It happens several years from now. There is a little cafe in Rome, on a very narrow sidestreet, with only a few outdoor tables. One day, as I'm passing by, I see a distinguished, silver-haired gentleman reading a book I love, and looking up every once in a while, as if he's really enjoying it and drinking it all in. I take a spot at the table next to him and then, at the right moment, mention that it is one of my favorite books. We then get into a deep discussion about literature, expatriotism, and the best way to handle a stunned squirrel. There is much laughter and a few shy, knowing looks.

The evening continues with a visit to the Catacombs of St. Callixtus, followed by a leisurely walk along the Via Appia Antica. The combination of the ancient tombs, the dust and the twilight leads to a familiar scenario, which that road is famous for.
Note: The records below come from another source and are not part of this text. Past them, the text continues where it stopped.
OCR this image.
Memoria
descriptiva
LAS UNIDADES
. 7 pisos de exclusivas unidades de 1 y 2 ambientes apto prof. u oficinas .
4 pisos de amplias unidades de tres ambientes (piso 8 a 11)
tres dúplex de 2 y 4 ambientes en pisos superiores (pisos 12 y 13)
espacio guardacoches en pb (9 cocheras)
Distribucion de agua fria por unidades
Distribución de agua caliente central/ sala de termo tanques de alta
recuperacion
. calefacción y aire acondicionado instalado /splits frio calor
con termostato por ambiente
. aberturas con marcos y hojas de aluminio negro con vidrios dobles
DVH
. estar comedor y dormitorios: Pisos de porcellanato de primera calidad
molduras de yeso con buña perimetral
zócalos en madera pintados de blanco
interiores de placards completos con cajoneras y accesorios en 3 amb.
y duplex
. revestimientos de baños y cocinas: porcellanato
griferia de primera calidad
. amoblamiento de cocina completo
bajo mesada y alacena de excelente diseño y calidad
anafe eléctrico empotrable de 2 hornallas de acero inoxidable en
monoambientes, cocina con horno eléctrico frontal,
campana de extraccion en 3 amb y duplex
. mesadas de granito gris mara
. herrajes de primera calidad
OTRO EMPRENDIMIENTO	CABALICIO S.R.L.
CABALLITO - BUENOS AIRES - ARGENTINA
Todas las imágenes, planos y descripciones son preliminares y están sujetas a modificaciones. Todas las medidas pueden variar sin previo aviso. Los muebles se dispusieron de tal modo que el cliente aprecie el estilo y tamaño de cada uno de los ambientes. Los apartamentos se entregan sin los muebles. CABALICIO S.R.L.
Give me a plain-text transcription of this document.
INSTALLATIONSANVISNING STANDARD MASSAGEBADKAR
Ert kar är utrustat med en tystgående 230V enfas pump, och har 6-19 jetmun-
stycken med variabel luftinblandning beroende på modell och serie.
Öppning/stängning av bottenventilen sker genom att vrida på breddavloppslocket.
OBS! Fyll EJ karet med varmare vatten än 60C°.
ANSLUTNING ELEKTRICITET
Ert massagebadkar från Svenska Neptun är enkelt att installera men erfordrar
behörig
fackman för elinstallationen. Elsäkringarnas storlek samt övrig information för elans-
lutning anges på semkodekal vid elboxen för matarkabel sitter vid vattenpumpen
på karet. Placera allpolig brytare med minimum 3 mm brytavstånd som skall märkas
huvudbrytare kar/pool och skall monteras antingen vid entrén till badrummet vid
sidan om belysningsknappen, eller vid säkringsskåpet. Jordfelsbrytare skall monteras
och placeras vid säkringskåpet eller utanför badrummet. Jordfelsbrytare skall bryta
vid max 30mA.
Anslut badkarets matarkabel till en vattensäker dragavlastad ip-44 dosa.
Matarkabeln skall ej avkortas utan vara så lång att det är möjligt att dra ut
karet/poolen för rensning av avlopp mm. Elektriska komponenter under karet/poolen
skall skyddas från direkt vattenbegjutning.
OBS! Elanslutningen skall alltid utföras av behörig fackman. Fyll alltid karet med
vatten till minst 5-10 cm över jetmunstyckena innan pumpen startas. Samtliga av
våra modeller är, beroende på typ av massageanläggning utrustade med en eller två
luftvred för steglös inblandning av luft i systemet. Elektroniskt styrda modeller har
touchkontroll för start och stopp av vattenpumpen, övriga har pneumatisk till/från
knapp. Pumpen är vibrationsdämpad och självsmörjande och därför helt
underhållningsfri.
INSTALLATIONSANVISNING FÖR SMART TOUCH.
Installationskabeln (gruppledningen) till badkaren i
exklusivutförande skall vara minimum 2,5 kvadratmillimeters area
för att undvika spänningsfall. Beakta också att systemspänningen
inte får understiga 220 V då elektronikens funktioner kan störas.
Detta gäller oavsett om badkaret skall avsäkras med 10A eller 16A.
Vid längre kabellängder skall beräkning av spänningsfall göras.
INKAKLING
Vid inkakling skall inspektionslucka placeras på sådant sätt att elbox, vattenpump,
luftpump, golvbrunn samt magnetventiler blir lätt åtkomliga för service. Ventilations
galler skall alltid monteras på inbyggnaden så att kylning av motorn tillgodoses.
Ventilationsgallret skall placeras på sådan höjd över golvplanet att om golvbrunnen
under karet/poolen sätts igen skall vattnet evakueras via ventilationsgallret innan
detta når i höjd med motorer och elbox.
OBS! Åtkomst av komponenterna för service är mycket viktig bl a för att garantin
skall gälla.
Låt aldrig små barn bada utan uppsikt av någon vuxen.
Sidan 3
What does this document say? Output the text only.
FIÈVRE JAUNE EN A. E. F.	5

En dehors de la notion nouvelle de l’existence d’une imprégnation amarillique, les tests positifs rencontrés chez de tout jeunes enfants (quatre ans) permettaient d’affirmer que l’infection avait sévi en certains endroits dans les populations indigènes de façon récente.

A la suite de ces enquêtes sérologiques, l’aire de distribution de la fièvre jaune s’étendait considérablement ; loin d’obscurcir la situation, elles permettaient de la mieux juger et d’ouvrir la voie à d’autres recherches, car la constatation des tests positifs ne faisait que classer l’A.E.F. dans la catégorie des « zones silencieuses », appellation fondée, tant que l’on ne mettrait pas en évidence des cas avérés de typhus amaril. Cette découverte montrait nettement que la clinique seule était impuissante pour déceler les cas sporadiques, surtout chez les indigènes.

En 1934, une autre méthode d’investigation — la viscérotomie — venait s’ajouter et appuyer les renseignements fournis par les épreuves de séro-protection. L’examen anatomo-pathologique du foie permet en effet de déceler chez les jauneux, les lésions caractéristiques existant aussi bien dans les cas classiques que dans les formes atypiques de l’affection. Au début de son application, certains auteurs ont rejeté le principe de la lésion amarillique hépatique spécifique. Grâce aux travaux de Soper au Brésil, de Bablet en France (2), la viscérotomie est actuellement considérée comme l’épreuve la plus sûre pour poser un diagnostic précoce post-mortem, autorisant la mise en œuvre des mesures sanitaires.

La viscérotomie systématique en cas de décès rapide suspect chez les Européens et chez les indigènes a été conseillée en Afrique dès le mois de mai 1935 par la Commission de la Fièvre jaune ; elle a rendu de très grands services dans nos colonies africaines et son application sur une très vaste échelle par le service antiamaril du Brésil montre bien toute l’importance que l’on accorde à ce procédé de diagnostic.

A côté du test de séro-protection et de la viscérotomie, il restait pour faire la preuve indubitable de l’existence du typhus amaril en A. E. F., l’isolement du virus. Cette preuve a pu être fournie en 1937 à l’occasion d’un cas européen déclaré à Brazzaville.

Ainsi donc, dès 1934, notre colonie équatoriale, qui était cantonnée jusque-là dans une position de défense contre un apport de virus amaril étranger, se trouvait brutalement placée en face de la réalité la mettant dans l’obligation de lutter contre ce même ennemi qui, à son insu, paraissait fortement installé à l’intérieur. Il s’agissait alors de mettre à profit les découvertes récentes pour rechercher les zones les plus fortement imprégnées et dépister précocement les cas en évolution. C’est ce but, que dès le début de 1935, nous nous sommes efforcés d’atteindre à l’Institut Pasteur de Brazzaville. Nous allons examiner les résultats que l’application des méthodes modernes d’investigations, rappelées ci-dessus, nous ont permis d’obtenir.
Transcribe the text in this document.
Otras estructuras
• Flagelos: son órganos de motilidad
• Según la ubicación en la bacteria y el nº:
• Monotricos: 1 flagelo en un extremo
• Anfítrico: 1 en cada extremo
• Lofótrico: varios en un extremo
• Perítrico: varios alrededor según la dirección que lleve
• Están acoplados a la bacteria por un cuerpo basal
Apologies to my husband (who refuses to visit this site) although by now he's an even bigger fan than I am, much to my surprise.

:o :D
 
The evening continues with a visit to the Catacombs of St. Callixtus, followed by a leisurely walk along the Via Appia Antica. The combination of the ancient tombs, the dust and the twilight leads to a familiar scenario, which that road is famous for.

One of the meretricious old roads, isn't it?

Apologies to my husband (who refuses to visit this site) although by now he's an even bigger fan than I am, much to my surprise.

Sounds like a role-playing opportunity to me.